Recently, however, sodium bismuth titanate-based and sodium niobate-based materials have been proposed as alternatives to PZT (see U.S. Pat. No. 6,093,338; US Patent Publication No. 20070228318). U.S. Pat. No. 6,507,476 discloses a tunable ferroelectric capacitor that contains a mixture of sodium bismuth titanate, barium titanate, barium strontium niobate and potassium niobate. U.S. Pat. No. 6,793,843 discloses materials that contain sodium bismuth titanate, barium titanate and sodium niobate. However, one of the major obstacles to the use of these compounds as an alternative to PZT is their high current leakage which allows current to pass through them when a high voltage is applied. Attempts have been made to improve the electrical properties of such ceramics by doping the ceramics with rare earth elements such as lanthanum (La), samarium (Sm), gadolinium (Gd), terbium (Tb) and dysprosium (Dy) etc. To date, reported lead-free piezoceramics are either Aurivilius layered compounds or alkaline niobates (Saito, Y. et al. (2004) “Lead-Free Piezoceramics,” Nature 432:84-87; Demartin, M. et al. (2004) “Lead Free Piezoelectric Materials,” J. Electroceramics 13:385-392; Hollenstein, E. et al. (2005) “Piezoelectric Properties Of Li- And Ta-Modified (K0.5Na0.5)NbO3,” Appl. Phys. Lett. 87:182905-1 to 182905-3) with complex crystal structures, which are difficult to synthesize.

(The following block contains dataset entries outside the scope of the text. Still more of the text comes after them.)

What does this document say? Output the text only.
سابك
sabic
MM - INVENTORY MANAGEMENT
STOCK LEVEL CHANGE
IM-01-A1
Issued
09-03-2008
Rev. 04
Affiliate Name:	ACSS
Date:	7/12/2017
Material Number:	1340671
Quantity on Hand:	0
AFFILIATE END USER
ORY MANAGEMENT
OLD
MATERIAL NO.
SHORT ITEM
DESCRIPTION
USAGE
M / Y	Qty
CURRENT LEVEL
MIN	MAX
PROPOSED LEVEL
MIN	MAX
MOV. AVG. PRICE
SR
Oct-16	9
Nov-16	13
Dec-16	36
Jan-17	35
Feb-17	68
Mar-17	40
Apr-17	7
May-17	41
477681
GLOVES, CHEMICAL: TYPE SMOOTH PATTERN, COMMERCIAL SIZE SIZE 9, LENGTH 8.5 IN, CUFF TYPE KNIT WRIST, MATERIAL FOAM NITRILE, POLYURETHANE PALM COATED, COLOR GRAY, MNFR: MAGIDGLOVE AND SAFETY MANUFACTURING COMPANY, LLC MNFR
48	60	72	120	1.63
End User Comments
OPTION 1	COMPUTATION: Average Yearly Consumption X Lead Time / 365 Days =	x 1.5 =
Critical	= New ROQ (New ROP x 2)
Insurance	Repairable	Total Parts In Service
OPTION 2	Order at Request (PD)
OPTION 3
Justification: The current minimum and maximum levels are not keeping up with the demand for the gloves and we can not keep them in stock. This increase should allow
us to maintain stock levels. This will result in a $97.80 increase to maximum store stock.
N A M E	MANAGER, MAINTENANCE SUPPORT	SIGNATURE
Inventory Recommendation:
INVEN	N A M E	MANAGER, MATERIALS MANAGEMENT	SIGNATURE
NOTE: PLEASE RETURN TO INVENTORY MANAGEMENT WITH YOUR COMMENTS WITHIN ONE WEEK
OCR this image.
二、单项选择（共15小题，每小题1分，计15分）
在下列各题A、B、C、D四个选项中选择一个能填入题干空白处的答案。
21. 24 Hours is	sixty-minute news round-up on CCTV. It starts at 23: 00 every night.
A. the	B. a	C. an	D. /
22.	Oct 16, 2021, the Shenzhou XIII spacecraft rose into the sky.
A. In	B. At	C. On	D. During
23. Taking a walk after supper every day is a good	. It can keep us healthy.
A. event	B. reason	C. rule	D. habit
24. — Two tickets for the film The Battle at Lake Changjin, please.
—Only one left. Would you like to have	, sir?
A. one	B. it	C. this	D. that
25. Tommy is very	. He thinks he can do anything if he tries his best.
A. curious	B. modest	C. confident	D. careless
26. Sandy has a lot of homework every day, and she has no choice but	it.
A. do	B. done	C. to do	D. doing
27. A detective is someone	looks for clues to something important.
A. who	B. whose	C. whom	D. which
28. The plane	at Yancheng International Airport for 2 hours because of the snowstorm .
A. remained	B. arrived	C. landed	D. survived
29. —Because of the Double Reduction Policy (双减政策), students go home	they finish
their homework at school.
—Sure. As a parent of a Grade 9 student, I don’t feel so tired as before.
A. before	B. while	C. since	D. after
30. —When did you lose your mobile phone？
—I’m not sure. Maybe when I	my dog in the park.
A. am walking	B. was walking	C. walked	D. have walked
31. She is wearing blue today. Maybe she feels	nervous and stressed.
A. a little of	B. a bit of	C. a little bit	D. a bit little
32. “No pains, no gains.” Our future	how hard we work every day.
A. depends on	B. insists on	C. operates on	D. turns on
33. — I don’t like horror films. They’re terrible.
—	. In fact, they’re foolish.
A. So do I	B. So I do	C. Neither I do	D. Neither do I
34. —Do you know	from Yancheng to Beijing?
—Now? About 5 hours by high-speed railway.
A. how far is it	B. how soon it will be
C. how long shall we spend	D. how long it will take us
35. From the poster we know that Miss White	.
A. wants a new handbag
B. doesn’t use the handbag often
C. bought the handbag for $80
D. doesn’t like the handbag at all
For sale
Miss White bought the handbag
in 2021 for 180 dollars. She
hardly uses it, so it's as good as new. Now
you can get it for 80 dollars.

While none of the presently available lead-free materials have been shown to match the overall performance of PZT, several classes of materials are now being considered as potentially attractive alternatives to PZT for special applications. The families of potassium sodium niobate and bismuth sodium titanate have the advantages of low density, low dielectric constants, high coupling coefficient (kt), and higher mechanical strength than lead-based ceramics, making them ideally suited for such applications as high frequency transducers. Additionally, their lower acoustical impedance and their low toxicity are advantageous. However, in order to capitalize on these advantages, it is necessary to carefully control their processing.
Thus, despite all such advances, a need exists for lead-free piezoceramic materials that display ferroelectric to antiferrolectric transitions, and display robust piezoelectric properties.